Introduction

Immunoglobulin (Ig) domains are found in hundreds of proteins throughout the human genome with various functions. These domains are often crucial components of protein-protein or protein-ligand interactions. Characterizing interacting domains is an important pharmacological task since many drug candidates target these regions to prevent binding.

One the best studied immunoglobulin domains is that in antibodies. Antibodies are small, 150kDa proteins in the immune system that are used to target and neutralize pathogens. They consist of two chains, the light and the heavy chain. The light and heavy chain have two regions, the constant and variable region. This variable region binds antigens and undergoes recombination to increase the repertoire of binding events.

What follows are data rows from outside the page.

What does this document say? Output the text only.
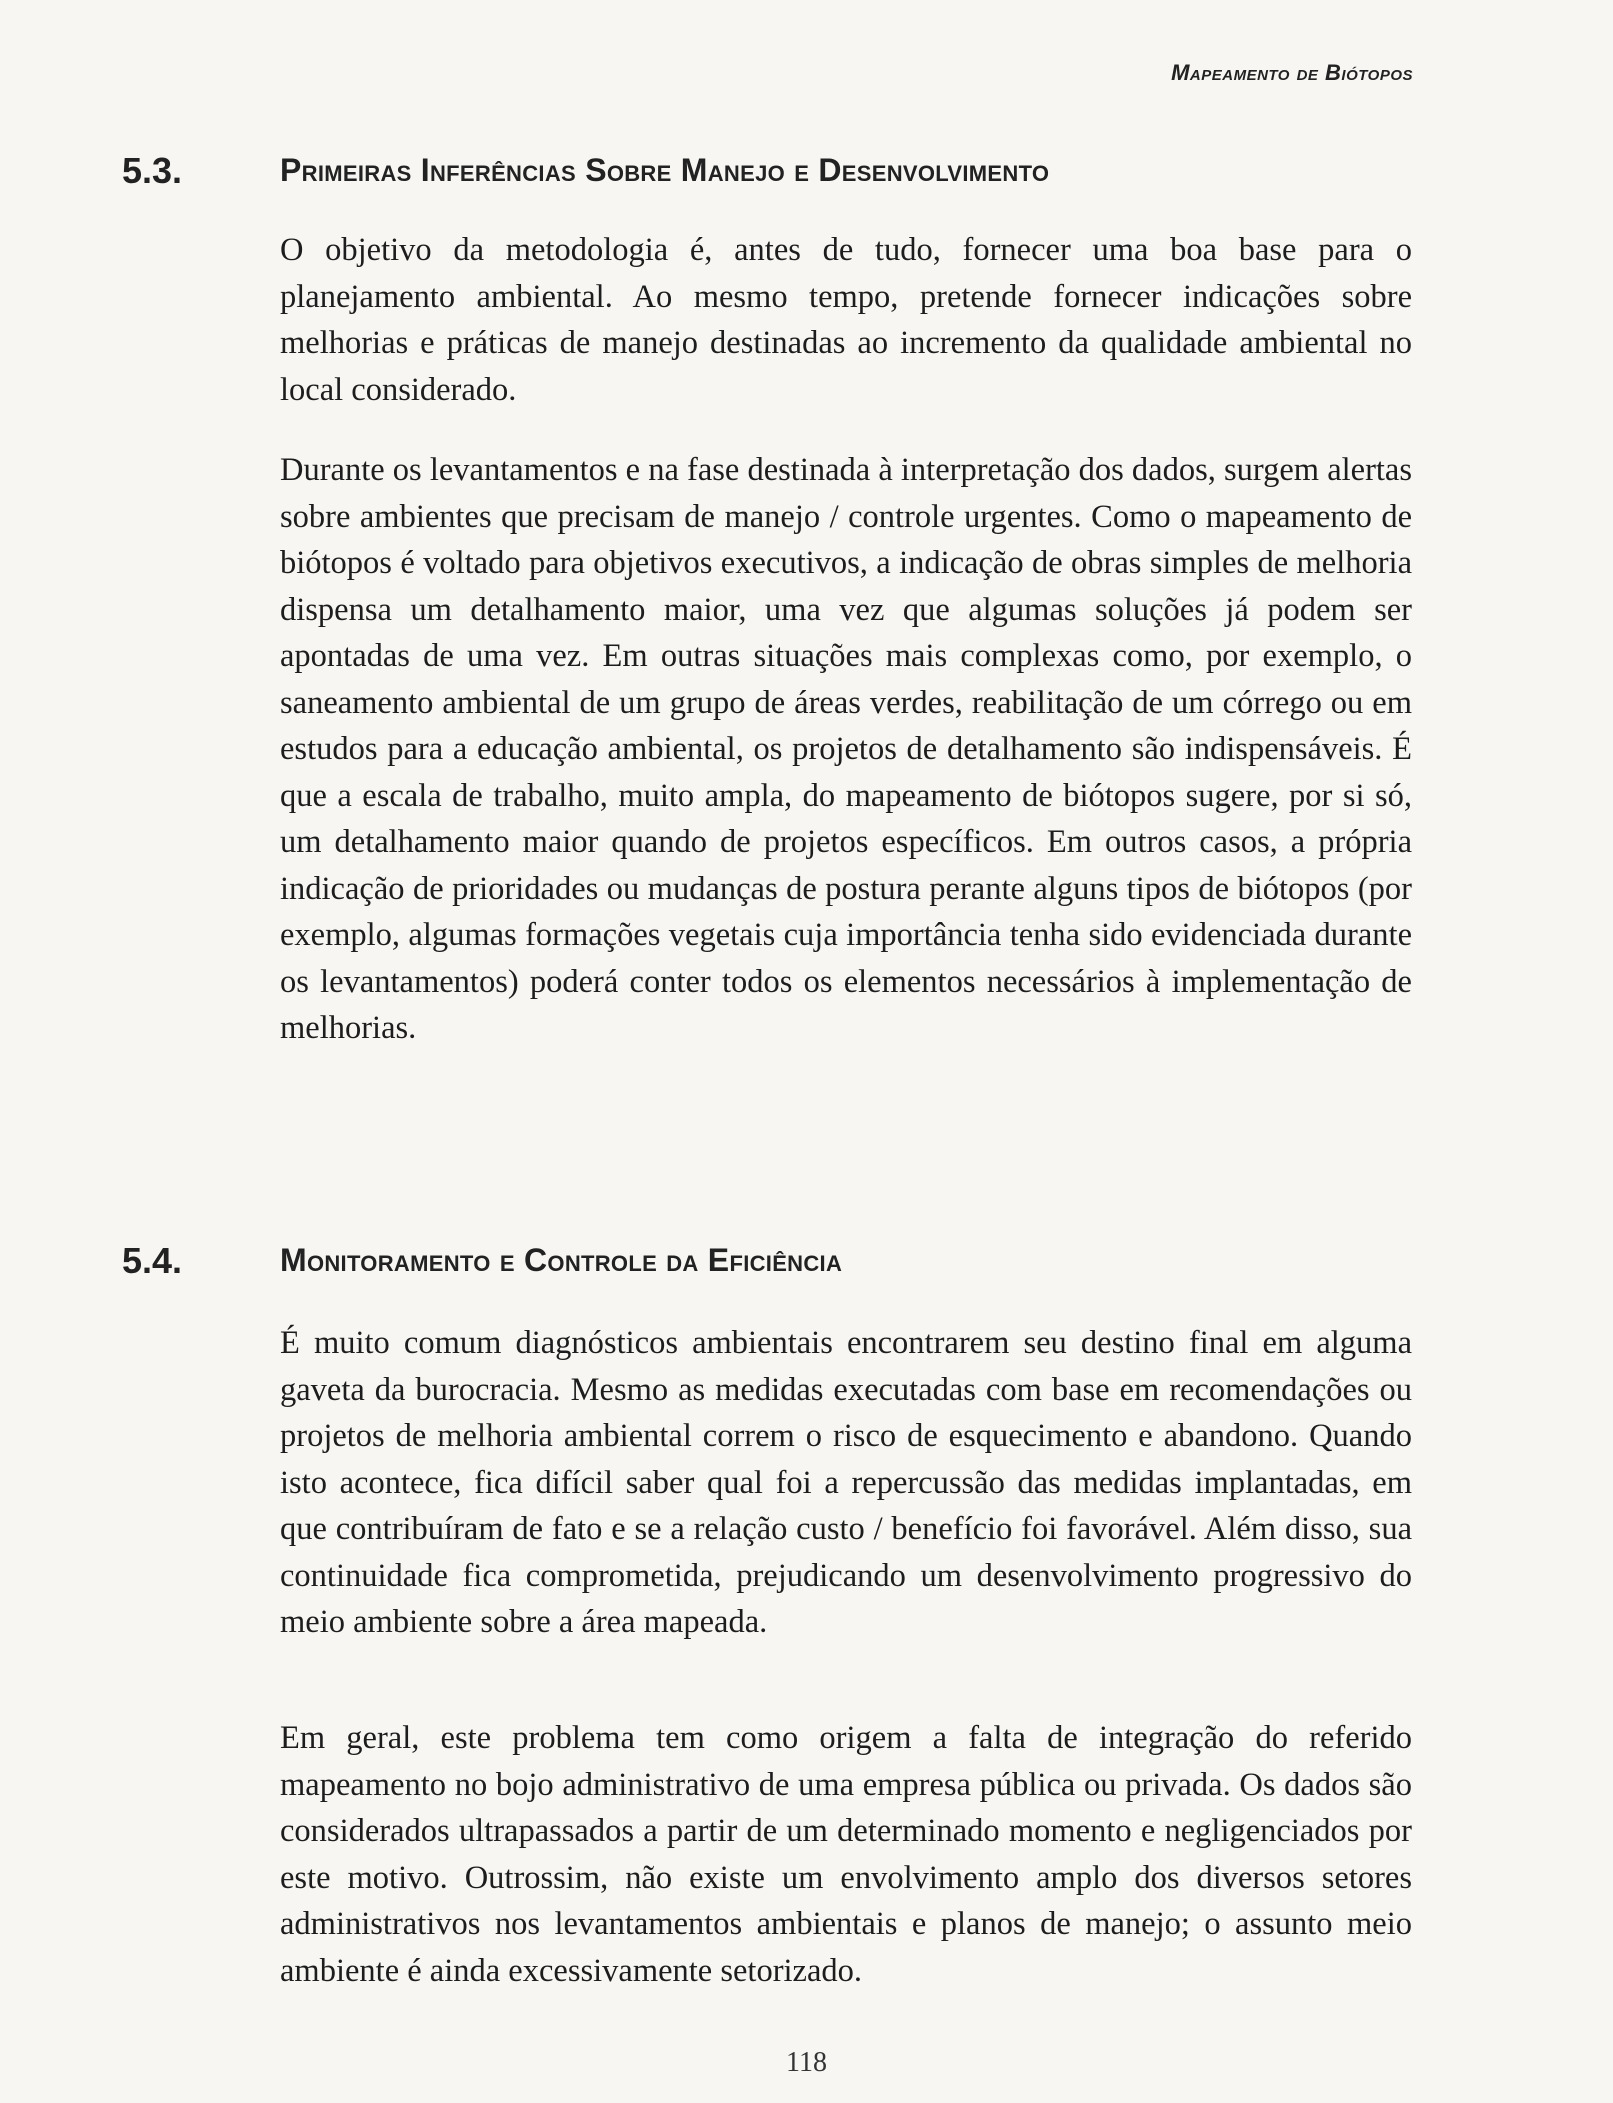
Mapeamento de Biótopos
5.3.	Primeiras Inferências Sobre Manejo e Desenvolvimento

O objetivo da metodologia é, antes de tudo, fornecer uma boa base para o planejamento ambiental. Ao mesmo tempo, pretende fornecer indicações sobre melhorias e práticas de manejo destinadas ao incremento da qualidade ambiental no local considerado.

Durante os levantamentos e na fase destinada à interpretação dos dados, surgem alertas sobre ambientes que precisam de manejo / controle urgentes. Como o mapeamento de biótopos é voltado para objetivos executivos, a indicação de obras simples de melhoria dispensa um detalhamento maior, uma vez que algumas soluções já podem ser apontadas de uma vez. Em outras situações mais complexas como, por exemplo, o saneamento ambiental de um grupo de áreas verdes, reabilitação de um córrego ou em estudos para a educação ambiental, os projetos de detalhamento são indispensáveis. É que a escala de trabalho, muito ampla, do mapeamento de biótopos sugere, por si só, um detalhamento maior quando de projetos específicos. Em outros casos, a própria indicação de prioridades ou mudanças de postura perante alguns tipos de biótopos (por exemplo, algumas formações vegetais cuja importância tenha sido evidenciada durante os levantamentos) poderá conter todos os elementos necessários à implementação de melhorias.

5.4.	Monitoramento e Controle da Eficiência

É muito comum diagnósticos ambientais encontrarem seu destino final em alguma gaveta da burocracia. Mesmo as medidas executadas com base em recomendações ou projetos de melhoria ambiental correm o risco de esquecimento e abandono. Quando isto acontece, fica difícil saber qual foi a repercussão das medidas implantadas, em que contribuíram de fato e se a relação custo / benefício foi favorável. Além disso, sua continuidade fica comprometida, prejudicando um desenvolvimento progressivo do meio ambiente sobre a área mapeada.

Em geral, este problema tem como origem a falta de integração do referido mapeamento no bojo administrativo de uma empresa pública ou privada. Os dados são considerados ultrapassados a partir de um determinado momento e negligenciados por este motivo. Outrossim, não existe um envolvimento amplo dos diversos setores administrativos nos levantamentos ambientais e planos de manejo; o assunto meio ambiente é ainda excessivamente setorizado.

118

This process creates exquisite specificity for ligands and dissociation constants in the picomolar range for antibody-epitope interactions.

Such tight binding events are highly desired in the pharmacological world and the ability to predict such events would reduce cost, time, and wasted resources for antibody development. Saving companies and researchers valuable funds and time. The human genome probably contains hundreds of Ig domains that are similar to the antibody variable region. Furthermore, these binding potentials have yet to be explored. Hidden Markov models (HMM) are often used to predict unobserved states in a system. By using observable outcomes to predict the probability that an unobserved variable is in one of two states (for our purposes we used two states, but there are higher level models). The model is first trained on a seed or test data that contains the desired state. This "trained model" can then be used to predict novel states such as immunoglobulin domains.

Another pharmaceutical application is manipulation of Ig domains to create modified binding to targets. Phylogenetic trees and clustering software can be used as predictive models to classify binding domains' affinities.